À l’approche de l’Aïd et avec le retour des beaux jours, les réseaux sociaux en Algérie se remplissent de vidéos séduisantes de barbecues en pleine nature. Sur Instagram et TikTok, des scènes de grillades au bord de rivières, en forêt ou dans des clairières isolées accumulent les vues et les partages. Esthétique soignée, ambiance conviviale, paysages verdoyants : ces contenus donnent une impression d’évasion simple et accessible. Mais derrière cette image attractive se cache une réalité beaucoup plus préoccupante.
Ces publications, souvent portées par des influenceurs dits “nature”, participent à banaliser des pratiques pourtant strictement encadrées, voire interdites. Depuis le 1er juin 2025, l’allumage de feu dans ou à proximité des espaces forestiers est formellement interdit sur une large partie du territoire, notamment en période estivale. La réglementation va plus loin dans plusieurs régions en imposant une distance minimale de 200 mètres par rapport aux zones boisées. L’objectif est clair : limiter les départs de feux dans un contexte où la sécheresse et les fortes températures rendent la végétation particulièrement vulnérable.
Pourtant, les images diffusées sur les réseaux ignorent souvent ces règles. Elles ne montrent ni les risques, ni les conséquences potentielles. Or un simple barbecue mal maîtrisé peut suffire à déclencher un incendie. Une braise transportée par le vent, une étincelle ou un feu insuffisamment éteint peuvent rapidement transformer un moment de détente en catastrophe environnementale.
Les autorités rappellent régulièrement que les feux de forêt sont majoritairement d’origine humaine et souvent accidentelle. Les mégots de cigarette jetés au bord des routes restent l’une des premières causes identifiées. Dans des conditions de chaleur, de vent et de végétation sèche, ce geste anodin devient un facteur déclencheur majeur. Les barbecues improvisés et le camping sauvage s’ajoutent à cette liste de comportements à risque, notamment lorsqu’ils sont pratiqués en dehors des zones aménagées.

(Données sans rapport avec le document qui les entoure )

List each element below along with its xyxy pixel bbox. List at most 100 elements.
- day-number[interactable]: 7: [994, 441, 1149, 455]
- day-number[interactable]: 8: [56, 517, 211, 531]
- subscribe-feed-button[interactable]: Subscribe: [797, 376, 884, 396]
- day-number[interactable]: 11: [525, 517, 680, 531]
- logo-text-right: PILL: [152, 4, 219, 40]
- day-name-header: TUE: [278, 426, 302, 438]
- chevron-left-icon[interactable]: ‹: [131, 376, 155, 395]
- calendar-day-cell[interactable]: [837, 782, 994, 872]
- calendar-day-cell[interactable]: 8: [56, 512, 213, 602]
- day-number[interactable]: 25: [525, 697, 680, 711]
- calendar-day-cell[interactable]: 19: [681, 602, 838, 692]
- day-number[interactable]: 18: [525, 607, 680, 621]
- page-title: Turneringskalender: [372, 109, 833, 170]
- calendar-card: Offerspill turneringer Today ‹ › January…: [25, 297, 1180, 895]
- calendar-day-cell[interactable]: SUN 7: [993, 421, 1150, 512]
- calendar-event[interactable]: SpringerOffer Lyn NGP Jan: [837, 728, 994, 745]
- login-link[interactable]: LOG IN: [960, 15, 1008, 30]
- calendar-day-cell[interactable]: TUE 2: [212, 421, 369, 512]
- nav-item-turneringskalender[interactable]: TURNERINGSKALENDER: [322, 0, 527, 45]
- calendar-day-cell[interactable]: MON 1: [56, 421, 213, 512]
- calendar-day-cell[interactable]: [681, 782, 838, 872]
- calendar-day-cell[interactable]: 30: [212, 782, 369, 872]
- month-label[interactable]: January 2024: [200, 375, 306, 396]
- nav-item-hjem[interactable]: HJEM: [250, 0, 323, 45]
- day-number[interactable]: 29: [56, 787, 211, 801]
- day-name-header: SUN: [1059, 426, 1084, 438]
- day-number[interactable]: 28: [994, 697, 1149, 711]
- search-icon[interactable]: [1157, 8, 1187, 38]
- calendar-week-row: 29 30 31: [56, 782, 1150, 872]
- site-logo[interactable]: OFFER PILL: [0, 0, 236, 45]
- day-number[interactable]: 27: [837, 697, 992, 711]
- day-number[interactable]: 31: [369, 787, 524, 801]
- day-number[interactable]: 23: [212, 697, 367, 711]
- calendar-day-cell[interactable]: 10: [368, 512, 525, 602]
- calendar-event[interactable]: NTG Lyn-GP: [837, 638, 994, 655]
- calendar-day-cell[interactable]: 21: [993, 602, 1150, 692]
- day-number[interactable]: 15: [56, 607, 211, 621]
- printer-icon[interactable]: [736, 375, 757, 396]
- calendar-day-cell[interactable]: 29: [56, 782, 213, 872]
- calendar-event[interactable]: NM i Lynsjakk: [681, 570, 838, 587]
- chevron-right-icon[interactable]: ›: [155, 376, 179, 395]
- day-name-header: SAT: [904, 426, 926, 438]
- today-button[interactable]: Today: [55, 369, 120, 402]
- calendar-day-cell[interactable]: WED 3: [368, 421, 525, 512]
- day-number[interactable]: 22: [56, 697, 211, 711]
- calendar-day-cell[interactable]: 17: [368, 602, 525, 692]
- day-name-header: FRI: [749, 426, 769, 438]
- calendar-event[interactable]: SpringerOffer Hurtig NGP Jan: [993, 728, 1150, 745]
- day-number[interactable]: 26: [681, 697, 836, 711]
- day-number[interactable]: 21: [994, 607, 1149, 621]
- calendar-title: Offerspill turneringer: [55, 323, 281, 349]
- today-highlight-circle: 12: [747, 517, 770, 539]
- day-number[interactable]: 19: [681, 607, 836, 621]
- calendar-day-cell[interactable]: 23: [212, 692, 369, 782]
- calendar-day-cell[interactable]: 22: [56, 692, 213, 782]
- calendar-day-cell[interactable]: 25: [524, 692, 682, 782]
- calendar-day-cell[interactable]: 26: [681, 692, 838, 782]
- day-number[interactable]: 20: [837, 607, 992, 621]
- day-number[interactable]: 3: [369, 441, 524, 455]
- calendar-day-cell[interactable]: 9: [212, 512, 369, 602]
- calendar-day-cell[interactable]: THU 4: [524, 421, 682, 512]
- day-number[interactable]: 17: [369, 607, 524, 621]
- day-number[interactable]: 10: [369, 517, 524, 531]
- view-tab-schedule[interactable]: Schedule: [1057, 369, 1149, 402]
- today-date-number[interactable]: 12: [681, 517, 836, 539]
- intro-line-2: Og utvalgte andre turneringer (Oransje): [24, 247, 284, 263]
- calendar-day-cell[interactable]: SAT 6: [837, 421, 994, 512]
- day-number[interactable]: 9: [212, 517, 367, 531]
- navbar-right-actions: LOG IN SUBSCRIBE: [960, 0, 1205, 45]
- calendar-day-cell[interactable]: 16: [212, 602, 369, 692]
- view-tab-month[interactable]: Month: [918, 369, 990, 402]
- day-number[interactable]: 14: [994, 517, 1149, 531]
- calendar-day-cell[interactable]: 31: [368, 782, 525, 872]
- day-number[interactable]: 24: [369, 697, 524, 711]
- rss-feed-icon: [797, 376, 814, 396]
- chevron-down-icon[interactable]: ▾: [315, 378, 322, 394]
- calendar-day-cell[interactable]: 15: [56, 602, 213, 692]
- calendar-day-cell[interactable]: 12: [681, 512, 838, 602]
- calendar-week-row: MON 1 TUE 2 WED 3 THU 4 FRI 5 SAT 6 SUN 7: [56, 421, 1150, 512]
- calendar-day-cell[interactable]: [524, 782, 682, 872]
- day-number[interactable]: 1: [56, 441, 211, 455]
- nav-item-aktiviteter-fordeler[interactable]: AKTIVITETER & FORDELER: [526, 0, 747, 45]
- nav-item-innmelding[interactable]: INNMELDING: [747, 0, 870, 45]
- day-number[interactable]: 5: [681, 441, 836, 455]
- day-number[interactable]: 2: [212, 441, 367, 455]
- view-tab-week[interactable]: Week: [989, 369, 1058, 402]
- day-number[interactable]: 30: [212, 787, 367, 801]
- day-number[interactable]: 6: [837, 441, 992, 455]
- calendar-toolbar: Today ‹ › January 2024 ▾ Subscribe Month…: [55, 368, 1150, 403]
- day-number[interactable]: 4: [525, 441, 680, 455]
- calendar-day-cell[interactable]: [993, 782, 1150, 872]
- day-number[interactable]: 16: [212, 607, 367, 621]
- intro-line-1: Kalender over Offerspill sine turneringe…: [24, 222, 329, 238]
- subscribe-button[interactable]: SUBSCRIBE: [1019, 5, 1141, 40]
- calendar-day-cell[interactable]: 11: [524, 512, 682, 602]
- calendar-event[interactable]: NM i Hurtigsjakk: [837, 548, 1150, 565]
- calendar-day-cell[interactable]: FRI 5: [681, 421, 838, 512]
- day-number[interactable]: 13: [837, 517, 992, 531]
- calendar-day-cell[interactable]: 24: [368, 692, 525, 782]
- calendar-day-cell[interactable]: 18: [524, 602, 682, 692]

Le phénomène est d’autant plus préoccupant qu’il est amplifié par la viralité des contenus. En valorisant des expériences de plein air sans mentionner les dangers ni le cadre légal, certains influenceurs contribuent à normaliser des comportements imprudents, surtout auprès d’un public jeune. L’impact est réel : imitation, banalisation du risque et impression trompeuse de sécurité.
Pourtant, des alternatives existent pour profiter de la nature sans danger. Des espaces aménagés et encadrés permettent d’organiser des barbecues en toute sécurité, loin des zones sensibles. Certaines structures privées proposent également des formules contrôlées, offrant une expérience de plein air sans compromettre la sécurité environnementale.
Chaque été, les incendies de forêt provoquent des dégâts considérables sur les plans écologique, économique et humain. Dans ce contexte, la responsabilité collective est engagée, y compris celle des créateurs de contenus. La mise en scène de pratiques à risque, même involontairement, soulève la question de leur impact réel sur les comportements.
Entre liberté de création et devoir de vigilance, la frontière devient essentielle. Car derrière une vidéo virale se joue parfois bien plus qu’une simple tendance : un risque bien réel pour les forêts, les territoires et les populations.